3) You claimed to have read the minds of "prolifers" in the following:
Extrapolating to the world, and assuming that the rate is the same (it is almost certainly higher everywhere else!), every year ~11 million miscarriages occur!! This is certainly a low estimate, but perhaps valid for this discussion. Why, then, aren?t the pro-life people crushed with grief over this destruction of precious life?? Because that is not the battle they wish to fight! Of course, there might be a solution to this, but it would involve fetal development research, which they cannot accept, because that would involve destruction of the embryos. More to the point, the early term miscarriages might be good, because those embryos might be developing abnormally. Of course, we could fix that (theoretically) with genetic engineering techniques, but that would be monkeying with Mother Nature, playing God if you will. Doing such things is strictly forbidden by our nattering nabobs of neo-conservatism. So either life begins at conception, which is fraught with the problems above, or it is not, in which case the slippery slope intercedes, to the great detriment of the pro-life movement.
It is clear that you have no particular respect for "pro-lifers" (as opposed to what?), but do you really disagree with them? Given the difficulty in working with the unborn at such an early stage and that other lives might be saved more readily with the same effort, do you believe that pursuing medical breakthroughs in this area is a prudent use of our scarce medical research resources? In other words, is that a battle you wish to fight?

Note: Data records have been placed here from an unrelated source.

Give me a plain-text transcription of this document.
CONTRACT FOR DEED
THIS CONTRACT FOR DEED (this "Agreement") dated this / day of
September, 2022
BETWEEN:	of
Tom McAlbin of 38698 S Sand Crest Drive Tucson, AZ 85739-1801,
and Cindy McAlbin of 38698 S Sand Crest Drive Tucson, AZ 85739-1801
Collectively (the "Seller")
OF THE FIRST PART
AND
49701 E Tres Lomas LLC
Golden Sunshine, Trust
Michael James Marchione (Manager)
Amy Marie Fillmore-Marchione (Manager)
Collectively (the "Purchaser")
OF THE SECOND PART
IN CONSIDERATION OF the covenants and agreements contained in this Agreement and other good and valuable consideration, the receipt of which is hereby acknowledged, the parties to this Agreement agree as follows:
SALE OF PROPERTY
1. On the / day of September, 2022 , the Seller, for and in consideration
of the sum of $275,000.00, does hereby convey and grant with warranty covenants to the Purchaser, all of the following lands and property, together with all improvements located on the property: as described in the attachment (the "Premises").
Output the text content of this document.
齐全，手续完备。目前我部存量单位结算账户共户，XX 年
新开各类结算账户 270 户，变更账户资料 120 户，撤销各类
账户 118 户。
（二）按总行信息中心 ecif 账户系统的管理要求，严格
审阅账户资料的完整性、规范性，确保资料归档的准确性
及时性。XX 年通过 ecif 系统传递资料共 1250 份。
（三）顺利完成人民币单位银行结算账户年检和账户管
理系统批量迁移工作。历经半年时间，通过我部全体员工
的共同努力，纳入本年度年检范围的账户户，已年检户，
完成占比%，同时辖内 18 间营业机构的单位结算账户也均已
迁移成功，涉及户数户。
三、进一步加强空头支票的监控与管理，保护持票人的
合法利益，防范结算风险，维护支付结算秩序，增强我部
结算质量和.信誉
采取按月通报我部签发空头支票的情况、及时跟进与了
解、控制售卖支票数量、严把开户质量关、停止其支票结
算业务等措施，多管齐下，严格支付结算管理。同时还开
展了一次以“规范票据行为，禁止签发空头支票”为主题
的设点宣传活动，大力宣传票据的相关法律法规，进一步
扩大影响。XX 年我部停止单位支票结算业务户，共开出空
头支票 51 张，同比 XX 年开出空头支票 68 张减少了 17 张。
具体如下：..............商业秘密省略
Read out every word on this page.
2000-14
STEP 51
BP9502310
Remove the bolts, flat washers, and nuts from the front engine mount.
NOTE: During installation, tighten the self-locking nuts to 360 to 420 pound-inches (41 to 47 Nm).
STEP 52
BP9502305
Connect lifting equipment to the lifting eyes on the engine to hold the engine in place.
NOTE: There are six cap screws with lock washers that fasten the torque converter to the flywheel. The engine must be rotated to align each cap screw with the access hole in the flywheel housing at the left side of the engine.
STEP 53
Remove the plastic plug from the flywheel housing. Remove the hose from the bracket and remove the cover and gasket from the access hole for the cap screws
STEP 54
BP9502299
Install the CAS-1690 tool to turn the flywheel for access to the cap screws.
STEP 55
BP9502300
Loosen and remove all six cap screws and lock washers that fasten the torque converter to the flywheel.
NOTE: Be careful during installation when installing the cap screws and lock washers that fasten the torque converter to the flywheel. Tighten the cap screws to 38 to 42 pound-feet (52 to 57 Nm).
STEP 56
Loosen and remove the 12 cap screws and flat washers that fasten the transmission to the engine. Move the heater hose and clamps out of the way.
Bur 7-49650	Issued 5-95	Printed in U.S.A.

If you want to say that the govt has no business poking around in these issues, I'm with you. But there is no need to be so disrespectful of religion.

Then there was this:
By the way, although "moral relativist" is a particularly common slander in these web parts, I will respond. It does not make one a moral relativist to believe that nuanced, coherent arguments can be made on two sides of an issue. It doesn't make one a moral relativist to believe that this particular issue is not as black or white as Mr. Kepple would like. It is, in fact, the mark of poor critical thinking that makes one shout "moral relativist!" at anyone who disagrees with you. I simply believe that it is ok for someone to believe that abortion is wrong, while I happen to believe that it is not always wrong. Other things are always wrong, and other things are always right. There are far too many examples to list of each, and I frankly shouldn't have to explain this shit!
Maybe you do need to explain. After all, I might have thought that killing the innocent was always wrong. If you don't want to be pinned down, could it be a sign that you are in fact a moral relativist? And if you are, is that a bad thing?